Qui elle eût choisi, s’il lui avait été donné de diriger les événements, c’était Marc Aubertin. Elle était la marraine du jeune homme et plus vraiment sa mère que celle qui en portait le titre. Elle l’avait dès longtemps apprécié et lui eût confié en toute paix le bonheur de sa fille.

Seulement… se plairaient-ils, ces deux enfants ? Et Marc se sentirait-il assez de volonté pour, à vingt-quatre ans, affronter ce rude labeur d’un apprentissage à faire, lui qui ignorait tout du commerce ?

Pauvre comte de Trop ! Il eût cependant rencontré dans cette union la sécurité de l’avenir et les joies de la famille… joies ignorées…

Sa naissance avait été accueillie à l’égal d’un deuil par son père et sa mère, par sa mère surtout. Elle était survenue en pleine débâcle, il est vrai.

Étayée sur des combinaisons dont la base était une vente à réméré de l’usine de céramique qui constituait tout son avoir, la fortune de M. Aubertin avait croulé tout d’un coup, à l’échéance fixée pour le rachat.

C’était justement l’époque où la famille s’accroissait d’un quatrième enfant.

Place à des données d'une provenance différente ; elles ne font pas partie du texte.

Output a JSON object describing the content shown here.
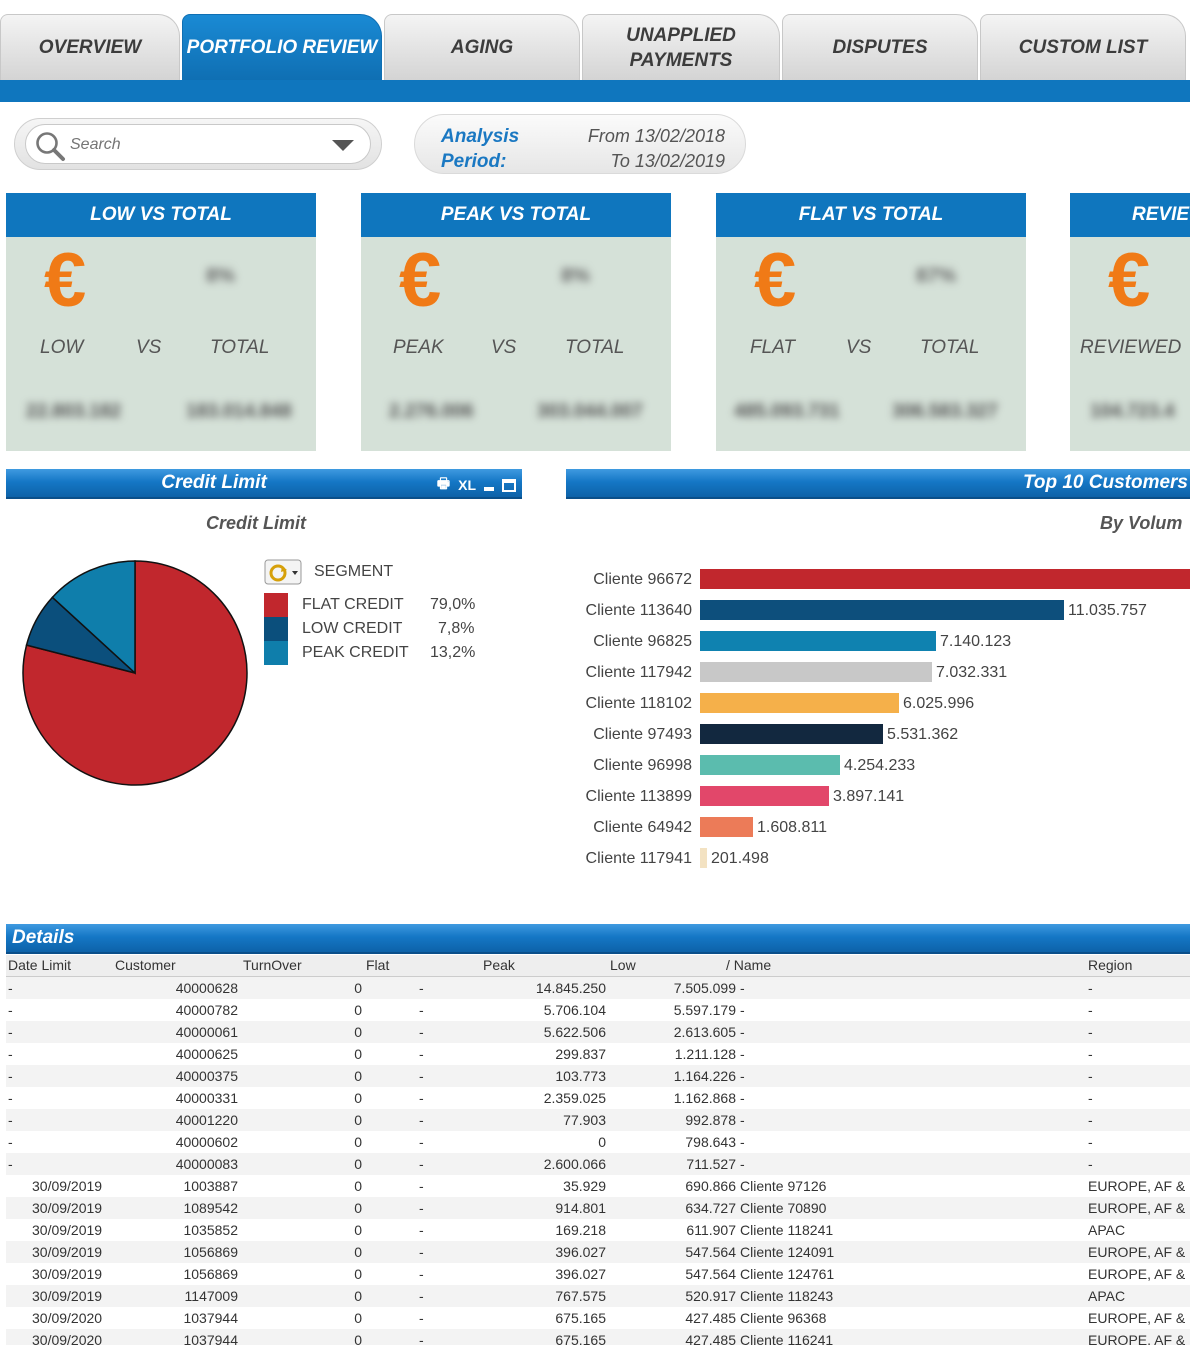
{
  "tabs": [
    {
      "label": "OVERVIEW",
      "active": false
    },
    {
      "label": "PORTFOLIO REVIEW",
      "active": true
    },
    {
      "label": "AGING",
      "active": false
    },
    {
      "label": "UNAPPLIED\nPAYMENTS",
      "active": false
    },
    {
      "label": "DISPUTES",
      "active": false
    },
    {
      "label": "CUSTOM LIST",
      "active": false
    }
  ],
  "search": {
    "placeholder": "Search"
  },
  "analysis": {
    "label_1": "Analysis",
    "label_2": "Period:",
    "from": "From 13/02/2018",
    "to": "To 13/02/2019"
  },
  "kpis": [
    {
      "title": "LOW VS TOTAL",
      "left_word": "LOW",
      "vs": "VS",
      "right_word": "TOTAL",
      "pct": "8%",
      "left_value": "22.803.182",
      "right_value": "183.014.848"
    },
    {
      "title": "PEAK VS TOTAL",
      "left_word": "PEAK",
      "vs": "VS",
      "right_word": "TOTAL",
      "pct": "8%",
      "left_value": "2.276.006",
      "right_value": "303.044.007"
    },
    {
      "title": "FLAT VS TOTAL",
      "left_word": "FLAT",
      "vs": "VS",
      "right_word": "TOTAL",
      "pct": "87%",
      "left_value": "485.093.731",
      "right_value": "306.583.327"
    },
    {
      "title": "REVIEW",
      "left_word": "REVIEWED",
      "vs": "",
      "right_word": "",
      "pct": "",
      "left_value": "104.723.4",
      "right_value": ""
    }
  ],
  "credit_panel": {
    "header": "Credit Limit",
    "subtitle": "Credit Limit",
    "toolbar": {
      "print": "🖶",
      "xl": "XL"
    }
  },
  "top10_panel": {
    "header": "Top 10 Customers",
    "subtitle": "By Volum"
  },
  "pie_legend": {
    "title": "SEGMENT"
  },
  "chart_data": [
    {
      "type": "pie",
      "title": "Credit Limit",
      "categories": [
        "FLAT CREDIT",
        "LOW  CREDIT",
        "PEAK  CREDIT"
      ],
      "values": [
        79.0,
        7.8,
        13.2
      ],
      "labels": [
        "79,0%",
        "7,8%",
        "13,2%"
      ],
      "colors": [
        "#c1272d",
        "#0b4f7c",
        "#0f7eab"
      ],
      "legend": "right"
    },
    {
      "type": "bar",
      "orientation": "horizontal",
      "categories": [
        "Cliente 96672",
        "Cliente 113640",
        "Cliente 96825",
        "Cliente 117942",
        "Cliente 118102",
        "Cliente 97493",
        "Cliente 96998",
        "Cliente 113899",
        "Cliente 64942",
        "Cliente 117941"
      ],
      "values": [
        14845250,
        11035757,
        7140123,
        7032331,
        6025996,
        5531362,
        4254233,
        3897141,
        1608811,
        201498
      ],
      "labels": [
        "",
        "11.035.757",
        "7.140.123",
        "7.032.331",
        "6.025.996",
        "5.531.362",
        "4.254.233",
        "3.897.141",
        "1.608.811",
        "201.498"
      ],
      "colors": [
        "#c1272d",
        "#0d4f7c",
        "#0f82b0",
        "#c8c8c8",
        "#f5b04a",
        "#12283f",
        "#5bbcae",
        "#e2476a",
        "#ec7b58",
        "#f3e2c2"
      ]
    }
  ],
  "details": {
    "header": "Details",
    "columns": [
      "Date Limit",
      "Customer",
      "TurnOver",
      "Flat",
      "Peak",
      "Low",
      "/ Name",
      "Region"
    ],
    "rows": [
      [
        "-",
        "40000628",
        "0",
        "-",
        "14.845.250",
        "7.505.099",
        "-",
        "-"
      ],
      [
        "-",
        "40000782",
        "0",
        "-",
        "5.706.104",
        "5.597.179",
        "-",
        "-"
      ],
      [
        "-",
        "40000061",
        "0",
        "-",
        "5.622.506",
        "2.613.605",
        "-",
        "-"
      ],
      [
        "-",
        "40000625",
        "0",
        "-",
        "299.837",
        "1.211.128",
        "-",
        "-"
      ],
      [
        "-",
        "40000375",
        "0",
        "-",
        "103.773",
        "1.164.226",
        "-",
        "-"
      ],
      [
        "-",
        "40000331",
        "0",
        "-",
        "2.359.025",
        "1.162.868",
        "-",
        "-"
      ],
      [
        "-",
        "40001220",
        "0",
        "-",
        "77.903",
        "992.878",
        "-",
        "-"
      ],
      [
        "-",
        "40000602",
        "0",
        "-",
        "0",
        "798.643",
        "-",
        "-"
      ],
      [
        "-",
        "40000083",
        "0",
        "-",
        "2.600.066",
        "711.527",
        "-",
        "-"
      ],
      [
        "30/09/2019",
        "1003887",
        "0",
        "-",
        "35.929",
        "690.866",
        "Cliente 97126",
        "EUROPE, AF &"
      ],
      [
        "30/09/2019",
        "1089542",
        "0",
        "-",
        "914.801",
        "634.727",
        "Cliente 70890",
        "EUROPE, AF &"
      ],
      [
        "30/09/2019",
        "1035852",
        "0",
        "-",
        "169.218",
        "611.907",
        "Cliente 118241",
        "APAC"
      ],
      [
        "30/09/2019",
        "1056869",
        "0",
        "-",
        "396.027",
        "547.564",
        "Cliente 124091",
        "EUROPE, AF &"
      ],
      [
        "30/09/2019",
        "1056869",
        "0",
        "-",
        "396.027",
        "547.564",
        "Cliente 124761",
        "EUROPE, AF &"
      ],
      [
        "30/09/2019",
        "1147009",
        "0",
        "-",
        "767.575",
        "520.917",
        "Cliente 118243",
        "APAC"
      ],
      [
        "30/09/2020",
        "1037944",
        "0",
        "-",
        "675.165",
        "427.485",
        "Cliente 96368",
        "EUROPE, AF &"
      ],
      [
        "30/09/2020",
        "1037944",
        "0",
        "-",
        "675.165",
        "427.485",
        "Cliente 116241",
        "EUROPE, AF &"
      ]
    ]
  }
}
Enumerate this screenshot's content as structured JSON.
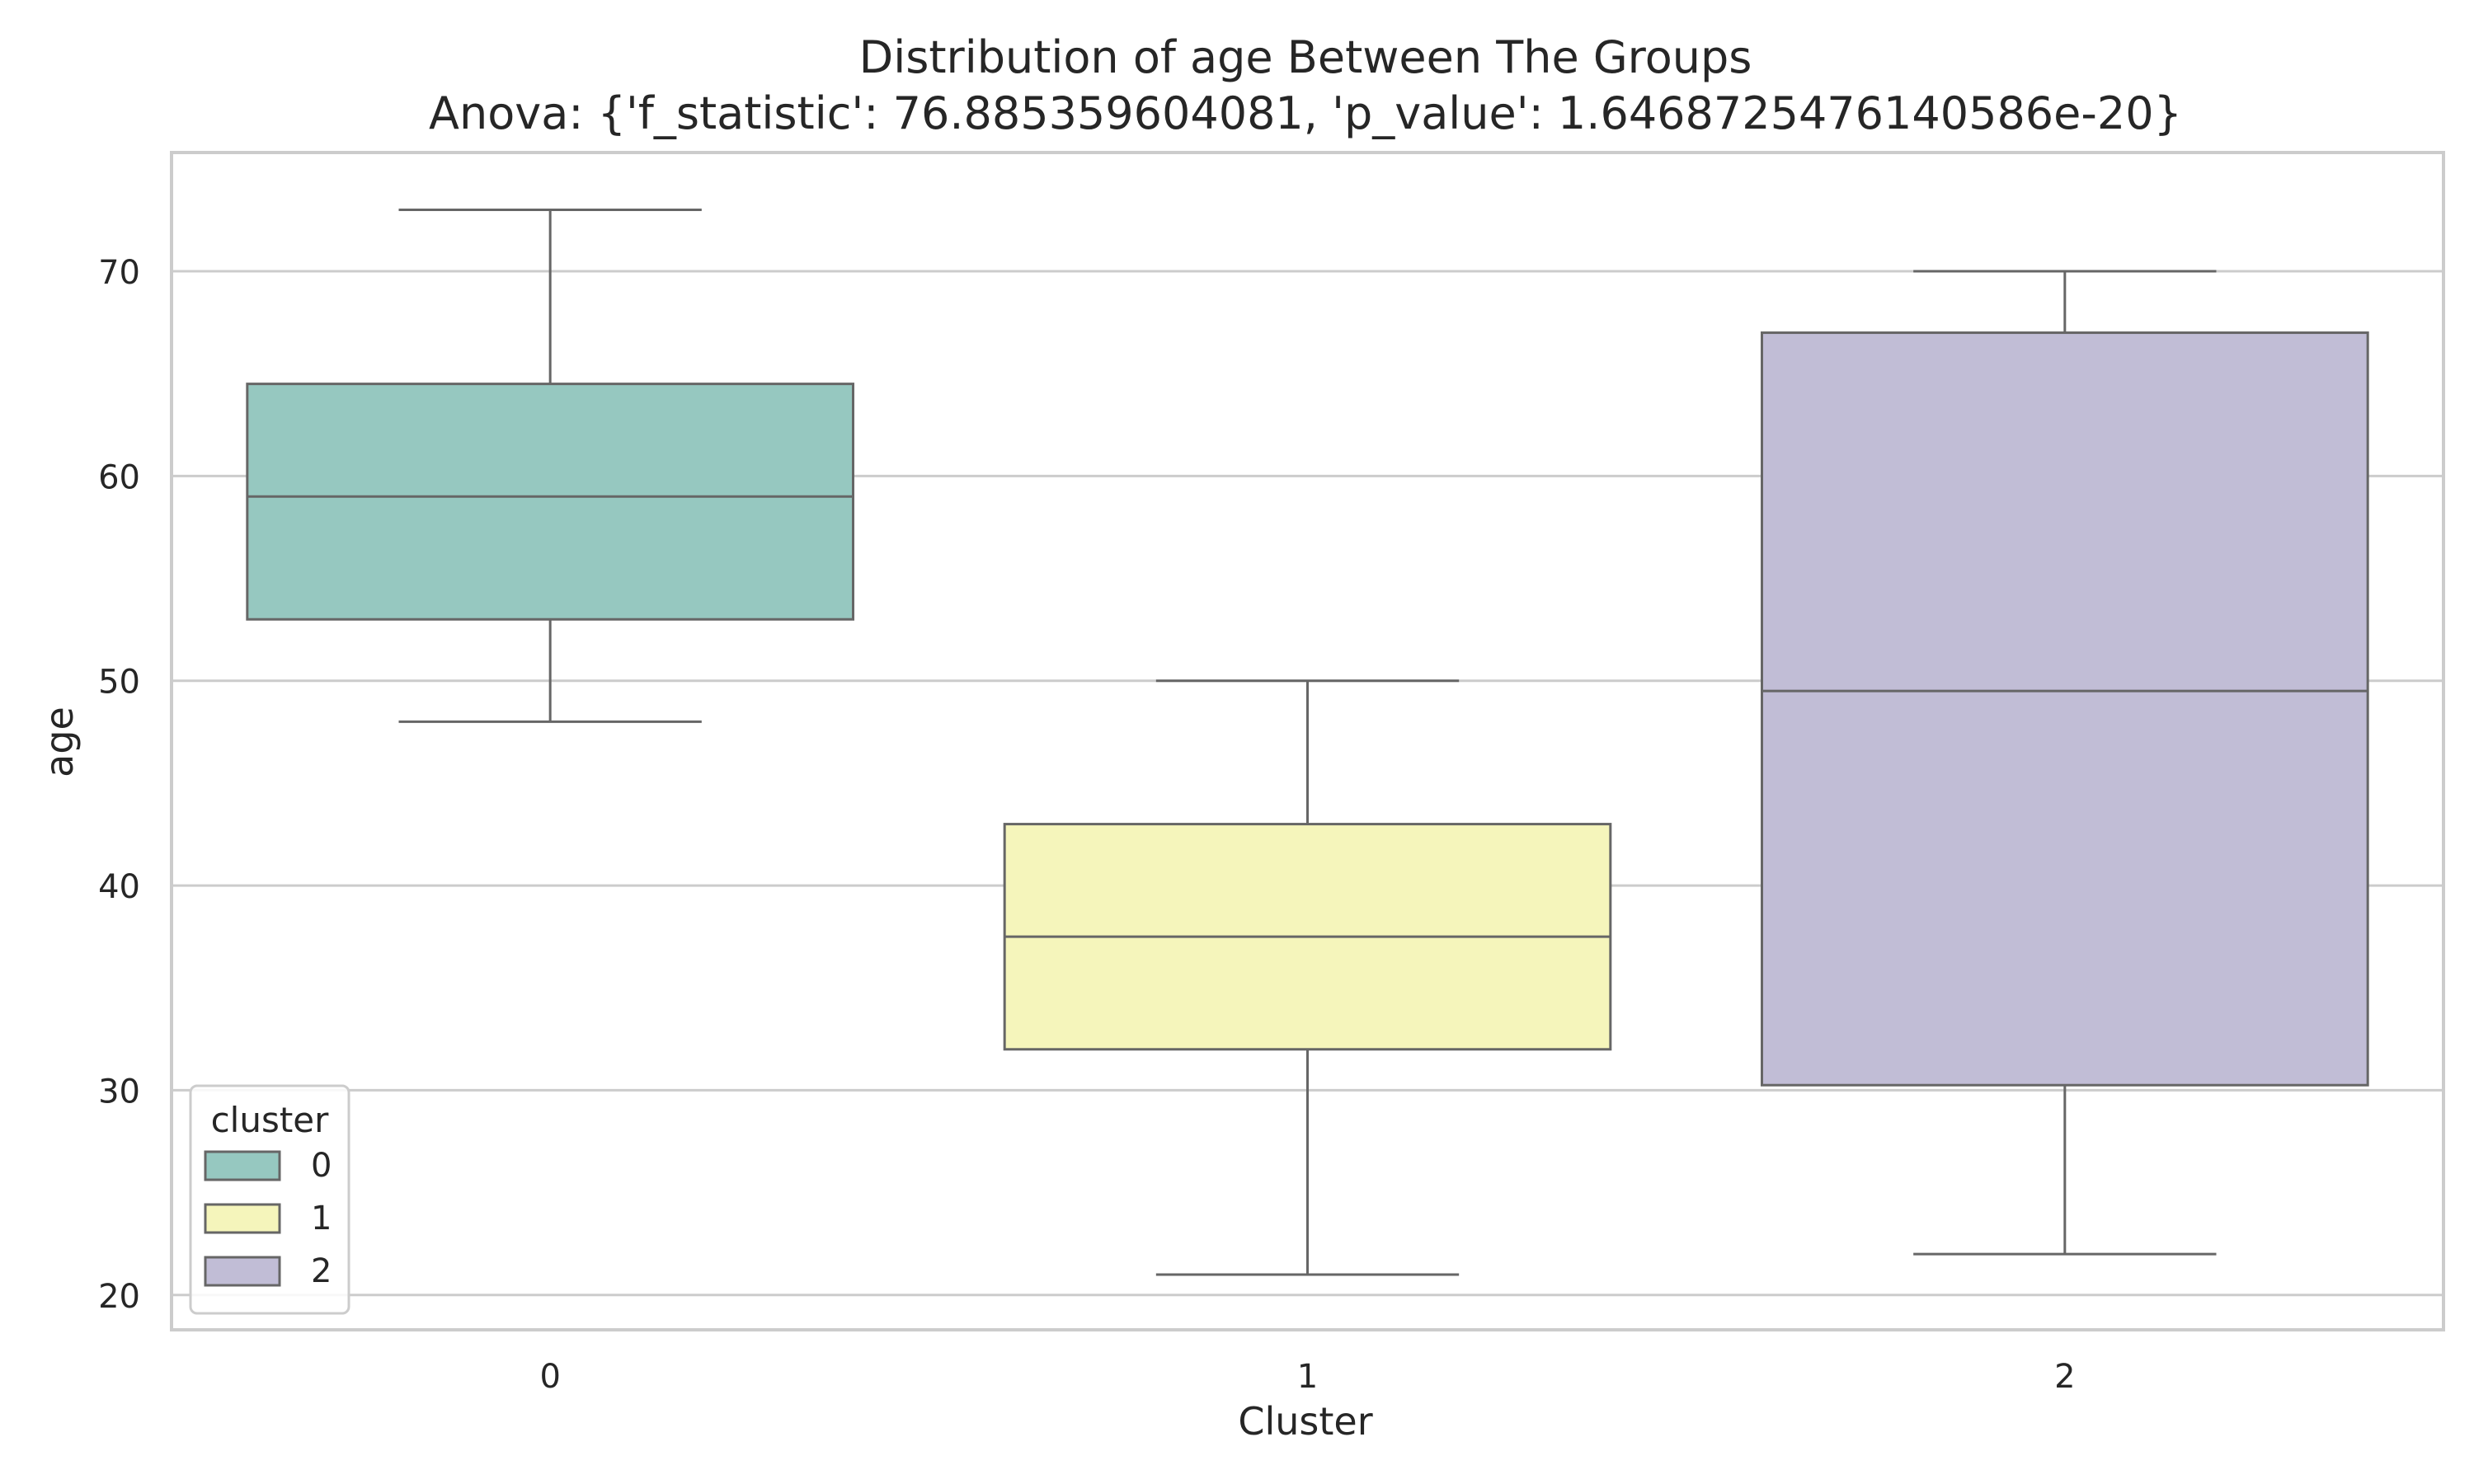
{
  "chart_data": {
    "type": "box",
    "title": "Distribution of age Between The Groups",
    "subtitle": "Anova: {'f_statistic': 76.885359604081, 'p_value': 1.6468725476140586e-20}",
    "xlabel": "Cluster",
    "ylabel": "age",
    "categories": [
      "0",
      "1",
      "2"
    ],
    "boxes": [
      {
        "category": "0",
        "whisker_low": 48,
        "q1": 53,
        "median": 59,
        "q3": 64.5,
        "whisker_high": 73,
        "color": "#96c8c0"
      },
      {
        "category": "1",
        "whisker_low": 21,
        "q1": 32,
        "median": 37.5,
        "q3": 43,
        "whisker_high": 50,
        "color": "#f5f5bb"
      },
      {
        "category": "2",
        "whisker_low": 22,
        "q1": 30.25,
        "median": 49.5,
        "q3": 67,
        "whisker_high": 70,
        "color": "#c1bdd6"
      }
    ],
    "ylim": [
      18.3,
      75.8
    ],
    "yticks": [
      20,
      30,
      40,
      50,
      60,
      70
    ],
    "grid": true,
    "legend": {
      "title": "cluster",
      "placement": "lower-left",
      "entries": [
        "0",
        "1",
        "2"
      ]
    }
  },
  "colors": {
    "grid": "#cccccc",
    "spine": "#cccccc",
    "box_edge": "#666666",
    "text": "#262626"
  }
}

On surnomma le nouveau-né « le comte de Trop », et c’est bien en intrus qu’il fut traité.

D’un caractère violent, peu maître de ses impressions, M. Aubertin n’eut pas la prudence de taire à sa femme le désastre qui les atteignait.

Entré dans sa chambre comme un fou, il lui annonça la vérité, sans songer aux suites possibles d’une pareille confidence, à une période où la santé de la jeune mère demandait les plus grands ménagements.

Une fièvre se déclara, à la suite de laquelle Mme Aubertin resta hideusement bourgeonnée.

La perte de la beauté dont elle était si fière lui fut peut-être plus cruelle encore que celle de leur fortune et elle en garda une rancune obstinée à son bébé ; comme s’il en avait été cause, l’innocent !

Mis et laissé plusieurs années en nourrice loin de la maison, Marc ne fit que passer sous le toit paternel.

Il avait au plus huit ans lorsque sa mère décida son mari à l’envoyer en pension.